Saudi pressure to cut oil prices may cost OPEC unity

A series of oil price reductions by members of the Organization of Petroleum Exporting Countries (OPEC) appears to underline Saudi Arabia's successful campaign to enforce its will on this producers' cartel.

But Saudi Arabia is facing increasing opposition from more radical Arab forces to its closely connected attempts to sway United States policy in a direction more favorable to the Palestinians.

Oil analysts say now that Nigeria has cut oil prices by 10 percent, Algeria will have little other choice than to follow suit. This, in turn, is expected to affect the smaller Gulf states, particularly Kuwait and Qatar.

Kuwait is finding it increasingly difficult to interest clients in its oil -- now prices at $35.50 plus a premium of approximately $6. Kuwait -- with a production ceiling of 1.25 million barrels a day -- already had to reduce its oil production to 800,000 barrels per day because of the glut on the international oil market. A fire in the Shuaibah refinery earlier this month has reduced production further -- to 550,000 barrels per day.

Kuwaiti oil officials have not given up attempts to mediate in the conflict within OPEC. Speaking to reporters Aug. 30, Abdul Rahman al-Awadi, Kuwaiti minister of public health and acting minister for Cabinet affairs, said that Kuwait will continue to attempt to reconcile differences among OPEC members.

But privately, Kuwaiti officials strongly defend Saudi oil policy. "Saudi Arabia did everything it could to achieve an agreement," one official said, pointing to Saudi offers to raise its base rate to $34 a barrel and the Sept. 1 Saudi 10 percent cut in oil production to about 9.3 million barrels per day.

Both diplomats and oil analysts argue that Saudi Arabia's attitude toward OPEC is closely intertwined with the eight-point Middle East peace plan recently announced by Crown Prince Fahd. But Kuwaiti officials express fears that "Saudi Arabia is gambling like President Sadat of Egypt did."

Officials say that the announcement of Prince Fahd's peace plan and Saudi Arabia's OPEC policy has created enormous Saudi and Arab expectations -- expectation that Saudi Arabia's rulers cannot guarantee will be fulfilled by the U.S. "A prominent Saudi recently commented on his country's policy by saying, 'They are selling my mother,'" said a high official of a Middle Eastern country not particularly warm toward Saudi Arabia.

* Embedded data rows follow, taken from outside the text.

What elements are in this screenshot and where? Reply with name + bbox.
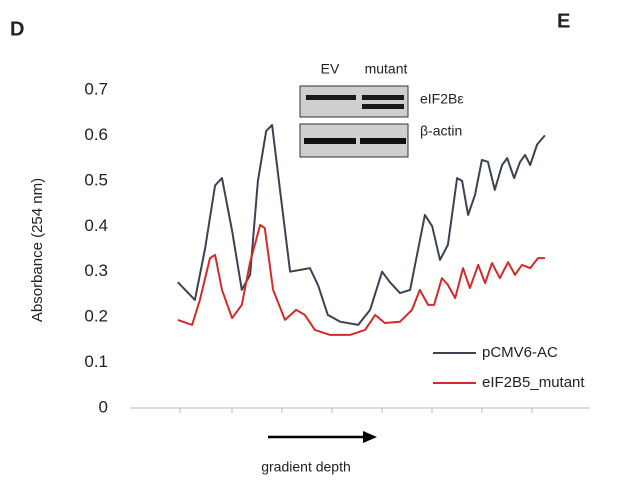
- blot-panel: [300, 86, 408, 117]
- blot-band: [362, 104, 404, 109]
- blot-band: [306, 95, 356, 100]
- legend-label: eIF2B5_mutant: [482, 374, 585, 391]
- y-tick-label: 0.6: [84, 125, 108, 144]
- x-axis-label: gradient depth: [261, 459, 351, 475]
- panel-label: D: [10, 18, 24, 40]
- y-tick-label: 0.4: [84, 216, 108, 235]
- blot-band: [360, 138, 406, 144]
- x-axis-minor-ticks: [180, 408, 532, 413]
- row-label: eIF2Bε: [420, 91, 464, 107]
- lane-label: mutant: [365, 61, 408, 77]
- y-tick-label: 0.7: [84, 79, 108, 98]
- lane-label: EV: [321, 61, 340, 77]
- y-tick-label: 0.1: [84, 352, 108, 371]
- page: D E Absorbance (254 nm) gradient depth E…: [0, 0, 617, 484]
- y-tick-label: 0: [99, 397, 108, 416]
- y-tick-label: 0.5: [84, 170, 108, 189]
- legend-label: pCMV6-AC: [482, 344, 558, 361]
- y-tick-label: 0.2: [84, 307, 108, 326]
- gradient-arrow-head: [363, 431, 377, 443]
- row-label: β-actin: [420, 123, 462, 139]
- panel-label: E: [557, 10, 570, 32]
- blot-band: [362, 95, 404, 100]
- blot-band: [304, 138, 356, 144]
- y-axis-label: Absorbance (254 nm): [29, 178, 46, 322]
- y-tick-label: 0.3: [84, 261, 108, 280]
- chart: D E Absorbance (254 nm) gradient depth E…: [0, 0, 617, 484]
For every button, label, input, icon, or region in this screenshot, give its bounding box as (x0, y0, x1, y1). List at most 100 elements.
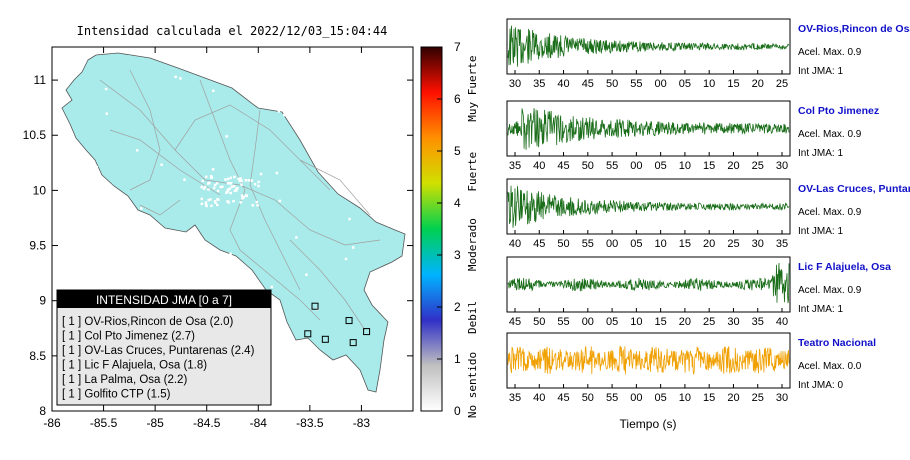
town-marker (149, 262, 153, 265)
town-marker (216, 189, 220, 193)
town-marker (209, 198, 212, 201)
town-marker (237, 177, 240, 181)
town-marker (241, 197, 244, 200)
map-y-tick-label: 11 (34, 73, 47, 87)
town-marker (104, 87, 108, 91)
town-marker (255, 200, 259, 204)
legend-entry: [ 1 ] La Palma, Osa (2.2) (62, 374, 187, 386)
legend-entry: [ 1 ] Col Pto Jimenez (2.7) (62, 331, 195, 343)
town-marker (204, 202, 208, 206)
town-marker (229, 176, 233, 180)
station-marker (363, 328, 371, 336)
station-marker (321, 335, 329, 343)
town-marker (283, 113, 286, 117)
town-marker (140, 207, 143, 210)
town-marker (351, 246, 355, 249)
station-markers (304, 302, 371, 347)
town-marker (230, 185, 234, 188)
town-marker (345, 178, 349, 181)
town-marker (259, 172, 263, 176)
town-marker (200, 202, 204, 206)
map-x-tick-label: -84 (250, 416, 268, 430)
town-marker (295, 236, 298, 239)
station-marker (304, 330, 312, 338)
town-marker (240, 183, 243, 186)
legend-entry: [ 1 ] Lic F Alajuela, Osa (1.8) (62, 360, 207, 372)
town-marker (135, 149, 139, 152)
town-marker (204, 201, 208, 204)
town-marker (207, 188, 210, 191)
map-y-tick-label: 8 (39, 404, 46, 418)
legend-header (57, 290, 271, 308)
town-marker (256, 204, 259, 207)
costa-rica-landmass (61, 52, 406, 393)
town-marker (229, 191, 232, 195)
map-y-tick-label: 8.5 (29, 349, 46, 363)
legend-entry: [ 1 ] OV-Las Cruces, Puntarenas (2.4) (62, 345, 255, 357)
town-marker (215, 262, 218, 265)
town-marker (225, 135, 228, 138)
town-marker (160, 163, 163, 166)
town-marker (348, 217, 351, 221)
town-marker (257, 180, 260, 184)
station-marker (345, 317, 353, 325)
town-marker (226, 189, 229, 193)
town-marker (90, 171, 94, 174)
town-marker (228, 187, 232, 190)
town-marker (202, 187, 206, 190)
town-marker (203, 185, 207, 189)
map-axes: -86 -85.5 -85 -84.5 -84 -83.5 -83 8 8.5 9 9.5 10 10.… (23, 47, 413, 430)
town-marker (219, 185, 222, 189)
town-marker (213, 183, 217, 187)
town-marker (208, 181, 211, 185)
town-marker (232, 184, 236, 188)
legend-box (56, 289, 272, 406)
town-marker (228, 182, 231, 185)
town-marker (371, 214, 375, 217)
map-frame (51, 46, 414, 412)
town-marker (239, 201, 243, 204)
town-marker (213, 199, 217, 203)
town-marker (207, 198, 211, 202)
town-marker (277, 110, 281, 113)
map-x-tick-label: -83.5 (296, 416, 324, 430)
town-marker (275, 171, 279, 175)
town-marker (216, 197, 219, 201)
town-marker (210, 204, 213, 208)
town-marker (209, 175, 213, 178)
map-x-tick-label: -85.5 (90, 416, 118, 430)
map-y-tick-label: 9 (39, 294, 46, 308)
town-marker (278, 199, 282, 203)
map-x-tick-label: -83 (353, 416, 371, 430)
town-marker (214, 201, 217, 205)
town-marker (239, 177, 242, 180)
legend-entry: [ 1 ] Golfito CTP (1.5) (62, 389, 171, 401)
town-marker (200, 185, 203, 189)
town-marker (183, 178, 186, 181)
town-marker (216, 203, 219, 207)
town-marker (179, 77, 182, 80)
town-marker (226, 181, 230, 185)
map-x-tick-label: -86 (43, 416, 61, 430)
map-y-tick-label: 10.5 (23, 128, 47, 142)
town-marker (212, 89, 215, 93)
map-title: Intensidad calculada el 2022/12/03_15:04… (77, 24, 388, 38)
map-y-tick-label: 9.5 (29, 239, 46, 253)
town-marker (240, 194, 244, 197)
town-marker (105, 112, 109, 115)
town-marker (240, 179, 243, 183)
town-marker (233, 189, 237, 193)
town-marker (88, 226, 92, 229)
town-marker (201, 179, 204, 183)
town-marker (250, 179, 254, 182)
town-marker (305, 273, 308, 276)
town-marker (329, 116, 332, 119)
map-x-tick-label: -85 (146, 416, 164, 430)
intensity-legend: INTENSIDAD JMA [0 a 7] [ 1 ] OV-Rios,Rin… (56, 289, 272, 406)
town-marker (95, 165, 99, 169)
town-marker (233, 175, 236, 179)
town-marker (257, 184, 260, 188)
town-marker (204, 175, 208, 179)
town-marker (242, 195, 245, 199)
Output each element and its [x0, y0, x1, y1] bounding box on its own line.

Kuwaiti officials feel the Saudis desperately need a significant political gesture from the US "within several months" as a means of justifying their oil policy and their political relationship with the US to their own citizens and to the Arab world.

These officials fear the Saudi leadership will be faced with a wave of terrorist attacks on Saudi oil installations as a means of retaliation for what will be perceived as "a sellout to the US by the Saudi leadership."

A pro-Libyan weekly in Kuwait reported this weekend that Libyan leader Muammar Qaddafi's two-hour stopover last week in Kuwait was an opportunity to convey a warning to Saudi Arabia. Colonel Qaddafi, the weekly said, wished to inform Saudi Arabia "that if it continued to play the rold assigned to it, it would confront stepst by the forces of liberation in the region."

A Kuwaiti offer to mediate between Libya and Saudi Arabia was rejected by Qaddafi. The Libyan leader perceives the conflict not as one between Libya and Saudi Arabia but between Saudi Arabia and the Arab nations.

Qaddafi's whistle-stop tour of the Gulf followed the signing of a political, economic, and military friendship treaty in Aden with South Yemen and Ethiopia -- both close allies of the Soviet Union.

Observers see the treaty as a direct rev sponse to the formation of the Gulf Cooperation Council -- consisting of Saudi Arabia, Kuwait, the United Arab Emirates, Bahrain, Qatar, and Oman and modeled after the European Community.